Vous le découvrirez vous même en vous installant au volant d’une voiture hybride et/ou électrique, à l’usage, la façon de conduire est déterminante pour l’autonomie. A l’instar d’un modèle à essence qui avalera beaucoup plus de carburant avec une conduite agressive (jusqu’à 30 % de plus, Ndlr.), pour préserver l’autonomie d’un modèle électrique il est important d’être serein au volant. Ces voitures possèdent en effet un système de récupération d’énergie au freinage qui recharge les batteries en décélération. Il est donc très important d’en profiter en anticipant les arrêts : à l’approche d’un feu rouge, levez le pied pour profiter d’un ralentissement du véhicule et d’une mini recharge des batteries. De même, dans les embouteillages, le mode « éco » permettra de ménager la consommation de courant. Enfin, une voiture électrique videra beaucoup plus rapidement ses batteries sur route.

4 Pour bénéficier d’un bonus écologique de 6 000 euros.

Publié le 30 décembre 2016 au journal officiel, le décret 2016-1980 fixe les règles liées à l’attribution du bonus écologique pour 2017. Si le bonus attribué aux voitures électriques et utilitaires légers électriques a subi un léger coup de rabot, le montant maximal de l’aide attribuée demeure néanmoins satisfaisant. Il passe en effet de 6 300 à 6000 euros en 2017. La limite reste fixée à 27 % du coût d’acquisition toutes taxes comprises et augmenté du prix de la batterie si celle-ci est prise en location. Notons que pour rester au seuil symbolique des 10 000 euros, le « super bonus » est quant à lui légèrement augmenté, passant de 3 700 à 4 000 euros (Toujours sous condition de mise à la casse d’un vieux véhicule diesel immatriculé avant le 1er janvier 2006. Cette prime de conversion s’applique désormais aux véhicules utilitaires de moins de 3,5 tonnes, ce qui n’était pas le cas auparavant, Ndlr.)

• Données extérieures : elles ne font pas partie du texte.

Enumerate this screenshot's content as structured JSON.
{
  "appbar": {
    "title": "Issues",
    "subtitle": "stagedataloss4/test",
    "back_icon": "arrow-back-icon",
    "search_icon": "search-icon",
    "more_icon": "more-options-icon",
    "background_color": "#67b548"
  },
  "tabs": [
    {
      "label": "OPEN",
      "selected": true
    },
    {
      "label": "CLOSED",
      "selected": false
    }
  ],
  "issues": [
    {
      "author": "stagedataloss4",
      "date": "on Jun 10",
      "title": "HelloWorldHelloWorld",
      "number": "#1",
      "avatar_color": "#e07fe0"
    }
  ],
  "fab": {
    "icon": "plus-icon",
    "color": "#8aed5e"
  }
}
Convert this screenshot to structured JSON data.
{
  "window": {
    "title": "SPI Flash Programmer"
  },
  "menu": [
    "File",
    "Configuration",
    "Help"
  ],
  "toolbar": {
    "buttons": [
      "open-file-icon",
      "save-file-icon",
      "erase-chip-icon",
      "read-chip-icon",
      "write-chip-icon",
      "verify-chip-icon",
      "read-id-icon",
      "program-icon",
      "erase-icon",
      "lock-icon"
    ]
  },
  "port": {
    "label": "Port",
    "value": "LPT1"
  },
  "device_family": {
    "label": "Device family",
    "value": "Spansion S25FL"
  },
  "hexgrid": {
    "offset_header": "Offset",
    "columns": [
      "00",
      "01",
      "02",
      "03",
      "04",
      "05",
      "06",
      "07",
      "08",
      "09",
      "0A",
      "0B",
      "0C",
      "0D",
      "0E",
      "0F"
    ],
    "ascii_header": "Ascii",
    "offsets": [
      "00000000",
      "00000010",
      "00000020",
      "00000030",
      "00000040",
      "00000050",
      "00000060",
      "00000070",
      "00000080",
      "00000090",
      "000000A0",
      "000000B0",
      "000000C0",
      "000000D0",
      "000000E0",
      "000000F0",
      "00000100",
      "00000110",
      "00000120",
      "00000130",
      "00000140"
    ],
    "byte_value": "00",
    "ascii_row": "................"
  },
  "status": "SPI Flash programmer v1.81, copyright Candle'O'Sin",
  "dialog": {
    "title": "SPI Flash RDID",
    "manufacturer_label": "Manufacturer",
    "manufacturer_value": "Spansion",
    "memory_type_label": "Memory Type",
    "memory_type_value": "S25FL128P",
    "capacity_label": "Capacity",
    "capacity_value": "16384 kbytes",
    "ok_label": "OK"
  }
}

5 Parce que Bertrand Piccard est l’ambassadeur de la IONIQ et qu’on aime les égéries sportives.

Aéronaute, aviateur passionné et engagé dans le domaine de la qualité de vie (développement durable et énergies renouvelables), Bertrand Piccard a relevé des défis considérés comme impossibles. Il a notamment accompli le premier tour du monde en ballon sans escale et initié le projet d’avion solaire « Solar Impulse » avec lequel il réalisa un tour du monde en 17 étapes – se relayant aux commandes avec André Borschberg – sans une seule goutte de carburant.